Man in orange jumpsuit is escorted to white police car by police officer wearing dark uniform, belt and gun
Alan Miller in this 1999 picture. Miller was convicted of the murder of three men in a workplace shooting. Photograph: Dave Martin/AP

Alabama has scheduled its second execution of a death row prisoner using the novel technique of nitrogen gas, brushing aside objections that the procedure is a form of cruel and unusual punishment banned under the US constitution.

Barring last-minute judicial moves, Alan Miller, 59, will be put to his death on 26 September, after an execution date was set on Thursday by the state’s Republican governor Kay Ivey. Should it go ahead, the anticipated killing would be exceptional not only as only the second time that nitrogen has been used in the US, but also because Miller has already been subjected to a botched execution, which he survived.
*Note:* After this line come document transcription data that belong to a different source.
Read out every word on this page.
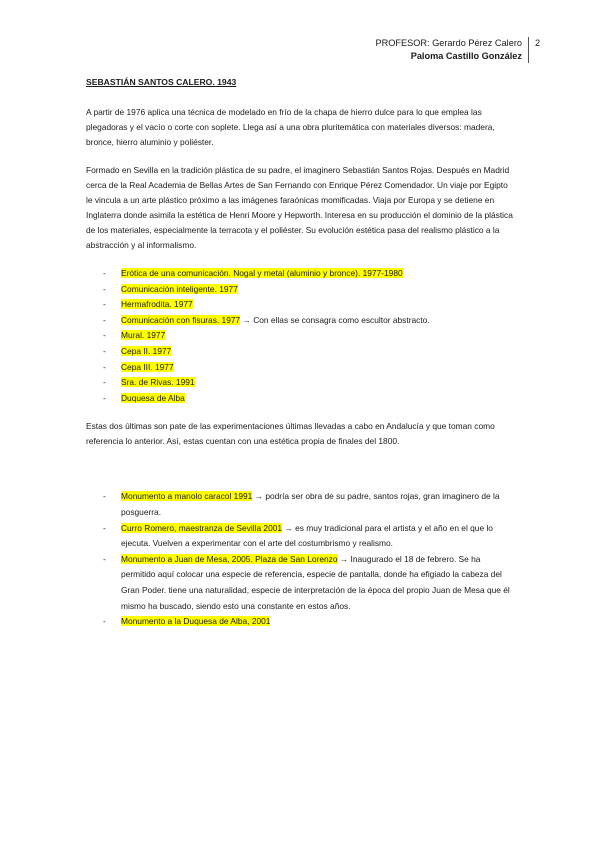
PROFESOR: Gerardo Pérez Calero
Paloma Castillo González
2
SEBASTIÁN SANTOS CALERO. 1943

A partir de 1976 aplica una técnica de modelado en frío de la chapa de hierro dulce para lo que emplea las plegadoras y el vacío o corte con soplete. Llega así a una obra pluritemática con materiales diversos: madera, bronce, hierro aluminio y poliéster.

Formado en Sevilla en la tradición plástica de su padre, el imaginero Sebastián Santos Rojas. Después en Madrid cerca de la Real Academia de Bellas Artes de San Fernando con Enrique Pérez Comendador. Un viaje por Egipto le vincula a un arte plástico próximo a las imágenes faraónicas momificadas. Viaja por Europa y se detiene en Inglaterra donde asimila la estética de Henri Moore y Hepworth. Interesa en su producción el dominio de la plástica de los materiales, especialmente la terracota y el poliéster. Su evolución estética pasa del realismo plástico a la abstracción y al informalismo.

- Erótica de una comunicación. Nogal y metal (aluminio y bronce). 1977-1980
- Comunicación inteligente. 1977
- Hermafrodita. 1977
- Comunicación con fisuras. 1977 → Con ellas se consagra como escultor abstracto.
- Mural. 1977
- Cepa II. 1977
- Cepa III. 1977
- Sra. de Rivas. 1991
- Duquesa de Alba

Estas dos últimas son pate de las experimentaciones últimas llevadas a cabo en Andalucía y que toman como referencia lo anterior. Así, estas cuentan con una estética propia de finales del 1800.

- Monumento a manolo caracol 1991 → podría ser obra de su padre, santos rojas, gran imaginero de la posguerra.
- Curro Romero, maestranza de Sevilla 2001 → es muy tradicional para el artista y el año en el que lo ejecuta. Vuelven a experimentar con el arte del costumbrismo y realismo.
- Monumento a Juan de Mesa, 2005. Plaza de San Lorenzo → Inaugurado el 18 de febrero. Se ha permitido aquí colocar una especie de referencia, especie de pantalla, donde ha efigiado la cabeza del Gran Poder. tiene una naturalidad, especie de interpretación de la época del propio Juan de Mesa que él mismo ha buscado, siendo esto una constante en estos años.
- Monumento a la Duquesa de Alba, 2001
In September 2022, he was escorted into the death chamber at Holman correctional facility in southern Alabama and put through what his lawyers said was physical and mental torture. He was strapped to the gurney for two hours while members of the execution team pierced his arms, hands and feet with needles in search of a vein through which to inject lethal drugs.
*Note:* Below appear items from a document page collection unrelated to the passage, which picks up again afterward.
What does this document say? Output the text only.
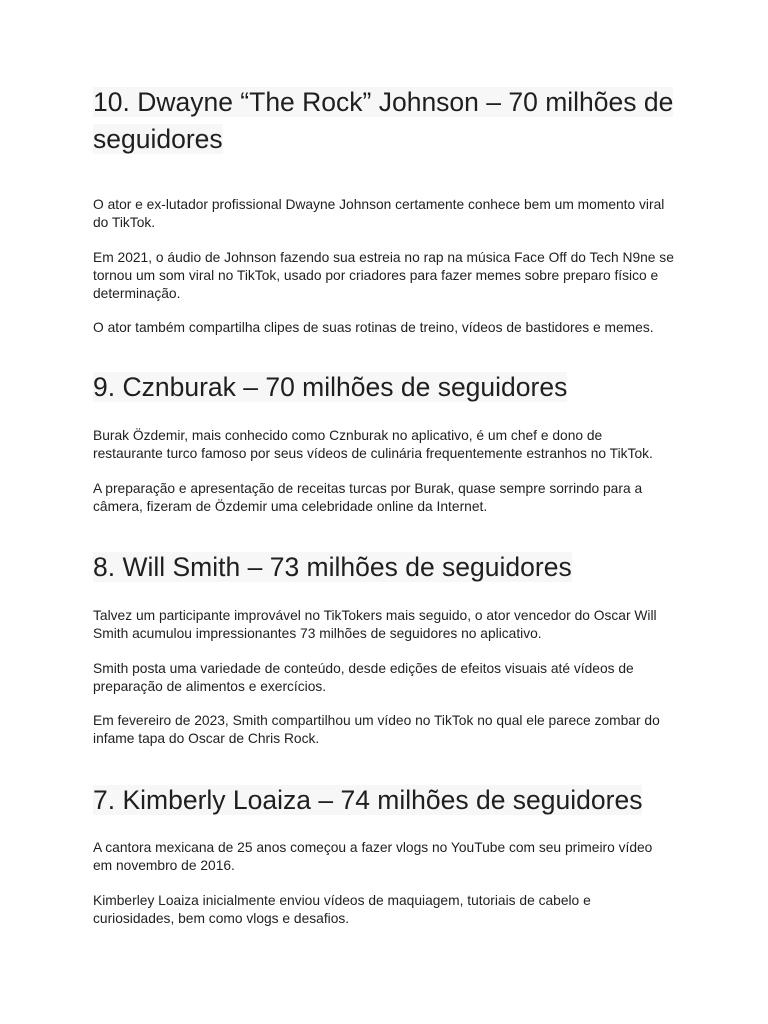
10. Dwayne “The Rock” Johnson – 70 milhões de seguidores

O ator e ex-lutador profissional Dwayne Johnson certamente conhece bem um momento viral do TikTok.

Em 2021, o áudio de Johnson fazendo sua estreia no rap na música Face Off do Tech N9ne se tornou um som viral no TikTok, usado por criadores para fazer memes sobre preparo físico e determinação.

O ator também compartilha clipes de suas rotinas de treino, vídeos de bastidores e memes.

9. Cznburak – 70 milhões de seguidores

Burak Özdemir, mais conhecido como Cznburak no aplicativo, é um chef e dono de restaurante turco famoso por seus vídeos de culinária frequentemente estranhos no TikTok.

A preparação e apresentação de receitas turcas por Burak, quase sempre sorrindo para a câmera, fizeram de Özdemir uma celebridade online da Internet.

8. Will Smith – 73 milhões de seguidores

Talvez um participante improvável no TikTokers mais seguido, o ator vencedor do Oscar Will Smith acumulou impressionantes 73 milhões de seguidores no aplicativo.

Smith posta uma variedade de conteúdo, desde edições de efeitos visuais até vídeos de preparação de alimentos e exercícios.

Em fevereiro de 2023, Smith compartilhou um vídeo no TikTok no qual ele parece zombar do infame tapa do Oscar de Chris Rock.

7. Kimberly Loaiza – 74 milhões de seguidores

A cantora mexicana de 25 anos começou a fazer vlogs no YouTube com seu primeiro vídeo em novembro de 2016.

Kimberley Loaiza inicialmente enviou vídeos de maquiagem, tutoriais de cabelo e curiosidades, bem como vlogs e desafios.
Failing to achieve a line, the team raised the gurney into the vertical position and left Miller suspended as on a crucifix for about 20 minutes, court documents show. By the time they lowered him, blood was seeping from his puncture wounds.
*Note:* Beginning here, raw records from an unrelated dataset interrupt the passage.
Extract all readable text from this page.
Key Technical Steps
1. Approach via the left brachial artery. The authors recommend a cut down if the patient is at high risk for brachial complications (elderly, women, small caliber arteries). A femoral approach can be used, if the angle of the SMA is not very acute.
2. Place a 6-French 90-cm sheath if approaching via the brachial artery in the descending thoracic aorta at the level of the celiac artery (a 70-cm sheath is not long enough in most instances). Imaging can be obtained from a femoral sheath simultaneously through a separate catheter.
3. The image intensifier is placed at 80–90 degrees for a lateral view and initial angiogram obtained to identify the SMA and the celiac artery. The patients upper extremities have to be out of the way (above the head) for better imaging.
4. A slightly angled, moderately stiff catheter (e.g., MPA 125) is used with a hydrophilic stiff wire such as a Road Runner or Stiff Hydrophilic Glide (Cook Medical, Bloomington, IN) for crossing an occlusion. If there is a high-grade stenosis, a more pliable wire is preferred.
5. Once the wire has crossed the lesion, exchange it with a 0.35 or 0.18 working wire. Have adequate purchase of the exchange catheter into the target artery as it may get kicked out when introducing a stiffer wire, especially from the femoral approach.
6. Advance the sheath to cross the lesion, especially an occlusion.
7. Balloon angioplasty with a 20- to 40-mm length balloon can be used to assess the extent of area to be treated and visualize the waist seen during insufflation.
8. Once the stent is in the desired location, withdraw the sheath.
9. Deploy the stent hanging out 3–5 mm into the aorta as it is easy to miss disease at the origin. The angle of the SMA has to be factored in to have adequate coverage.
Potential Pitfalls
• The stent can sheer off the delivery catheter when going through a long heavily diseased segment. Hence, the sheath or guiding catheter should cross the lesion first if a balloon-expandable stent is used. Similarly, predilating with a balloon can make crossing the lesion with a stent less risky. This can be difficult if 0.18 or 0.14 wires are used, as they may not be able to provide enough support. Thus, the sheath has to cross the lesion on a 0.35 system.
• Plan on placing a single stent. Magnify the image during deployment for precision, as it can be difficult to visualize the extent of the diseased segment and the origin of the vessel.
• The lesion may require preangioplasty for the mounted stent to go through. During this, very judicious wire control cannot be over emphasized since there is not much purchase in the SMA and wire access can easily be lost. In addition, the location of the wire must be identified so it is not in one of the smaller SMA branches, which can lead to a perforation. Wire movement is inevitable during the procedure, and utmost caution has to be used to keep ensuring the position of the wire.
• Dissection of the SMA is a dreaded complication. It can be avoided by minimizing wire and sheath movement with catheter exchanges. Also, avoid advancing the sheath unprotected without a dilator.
The state eventually called off the execution.

Miller was convicted of the 1999 murder of three men, Terry Jarvis, Lee Holdbrooks and Scott Yancy, in a workplace shooting.

Now, Alabama is set to put him through a second execution – this time using the new and highly controversial method of nitrogen gas. It involves forcing Miller to breathe pure nitrogen through an industrial mask, leading to fatal oxygen deprivation.

The state’s plan to kill Miller is a chilling repetition of what Alabama did to Kenneth Smith in January. Smith had also survived a botched execution, in November 2022, which had been called off after four hours on the gurney for want of finding a vein.

He too was then sent to the death chamber a second time, becoming the first person in the US to be executed using nitrogen. Though the state insisted the method was “perhaps the most humane method of execution ever devised”, witnesses described the prisoner writhing and convulsing for several minutes and his body shaking violently.

Smith was killed after an 11th-hour appeal for a stay of execution was denied by the US supreme court. Dissenting, Justice Sonia Sotomayor accused Alabama of using the prisoner as a guinea pig for nitrogen, adding: “The world is watching.”

In September the world will be watching again when the state attempts another repeat execution of a prisoner using nitrogen gas. The technique has been rejected for ethical reasons by veterinarians in the US and across Europe for use in the euthanasia of most animals.